We understand other species by going out and watching them — other primates and animals have social cultures too. But just watching humans tells us very little about why we do the things we do.

"Culture is comprised of rules and organizations interlaced with patterns of social constraints and facilitation," Fuentes said. "It is shared across space and time, and experienced both communally and individually."

However, these rules and social patterns are endlessly complicated and always changing. For anthropologists, studying culture can bring the insight that genetics fails to provide, giving us the whole picture.

Challenge of Race

Race is not marked in DNA and can not explain  biological variation, Fuentes explained.  Race is a social construct, as is the racism that emerges from that construct. Racial differences "are not supported by genetics."

Fuentes continued, "Race does not provide an accurate representation of human biological variation. It was never accurate in the past, and it remains inaccurate when referencing contemporary human populations."

Anthropology helps to clarify where constructs such as race came from and why they have become so prominent in society today.

"The Western concept of race must be understood as a classification system that emerged from, and in support of, European colonialism, oppression, and discrimination," said Fuentes. "It thus does not have its roots in biological reality, but in policies of discrimination."

Anthropology is a way to better understand these challenges, and to better understand ourselves as humans in the context of our world.

"Humans are messy," said Fuentes. "We need a toolkit that allows us to engage with issues such as race and fight and push back against them. We can't separate biological and genetic processes from cultural ones, but when we disarticulate these components, we can then bring them back together. That’s what anthropology tries to do."

Audience Feedback

"The presentation was a stunningly beautiful synthesis," said M. Cameron Hay-Rollins, professor and chair of the Department of Anthropology. "It contributes to understanding the real problems of the world."

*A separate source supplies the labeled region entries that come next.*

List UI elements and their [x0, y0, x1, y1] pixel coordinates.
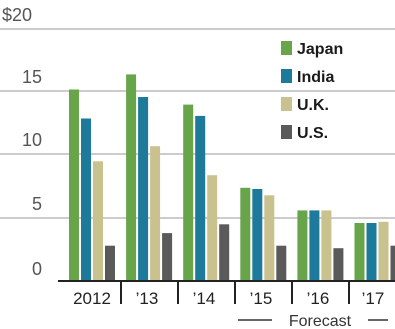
y-tick-label: 15 — [22, 67, 42, 87]
x-tick-label: ’16 — [307, 289, 330, 308]
bar-uk-1 — [150, 146, 161, 281]
y-tick-label: 5 — [32, 194, 42, 214]
bar-india-3 — [252, 189, 263, 281]
legend-swatch-japan — [281, 41, 292, 55]
x-tick-label: ’13 — [136, 289, 159, 308]
bar-uk-3 — [264, 195, 275, 281]
bar-india-5 — [366, 223, 377, 281]
bar-india-2 — [195, 115, 206, 282]
bar-india-4 — [309, 210, 320, 281]
bar-us-2 — [219, 224, 230, 281]
bar-us-3 — [276, 245, 287, 281]
legend-label-us: U.S. — [297, 125, 328, 142]
x-axis-separators — [120, 282, 350, 304]
legend-swatch-uk — [281, 97, 292, 111]
bar-japan-1 — [126, 74, 137, 282]
bar-japan-0 — [69, 89, 79, 281]
bar-uk-2 — [207, 175, 218, 281]
bar-japan-2 — [183, 104, 194, 281]
bar-us-5 — [390, 245, 395, 281]
bars-group — [69, 74, 395, 282]
legend-label-india: India — [297, 69, 334, 86]
bar-india-0 — [81, 118, 91, 281]
legend: Japan India U.K. U.S. — [281, 41, 343, 142]
y-tick-label: $20 — [2, 5, 32, 25]
x-tick-label: 2012 — [73, 289, 111, 308]
y-tick-label: 10 — [22, 130, 42, 150]
legend-swatch-india — [281, 69, 292, 83]
legend-label-japan: Japan — [297, 41, 343, 58]
bar-us-4 — [333, 248, 344, 281]
y-tick-label: 0 — [32, 259, 42, 279]
bar-japan-5 — [354, 223, 365, 281]
legend-label-uk: U.K. — [297, 97, 329, 114]
bar-uk-0 — [93, 161, 103, 281]
bar-japan-4 — [297, 210, 308, 281]
bar-us-1 — [162, 233, 173, 281]
x-axis-labels: 2012 ’13 ’14 ’15 ’16 ’17 — [73, 289, 384, 308]
forecast-annotation: Forecast — [238, 313, 388, 329]
bar-japan-3 — [240, 187, 251, 281]
forecast-label: Forecast — [289, 313, 352, 329]
bar-uk-5 — [378, 221, 389, 281]
x-tick-label: ’14 — [193, 289, 216, 308]
x-tick-label: ’17 — [362, 289, 385, 308]
bar-us-0 — [105, 245, 115, 281]
legend-swatch-us — [281, 125, 292, 139]
bar-uk-4 — [321, 210, 332, 281]
bar-india-1 — [138, 97, 149, 281]
x-tick-label: ’15 — [250, 289, 273, 308]
y-axis-labels: $20 15 10 5 0 — [2, 5, 42, 279]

"I thought that the lecture was fascinating and very relevant to what I have been studying," said Faith Walker, a senior anthropology and art & architecture history major.

"Fuentes did an exemplary job of representing what makes anthropology distinctive and what it contributes to pressing, enduring problems," added Dr. James Bielo, assistant professor of anthropology.

"I found the aspects of genetics and culture in anthropology very interesting," said junior zoology major Marie DeLessio. "I learned that you can't fully understand someone based solely on their DNA."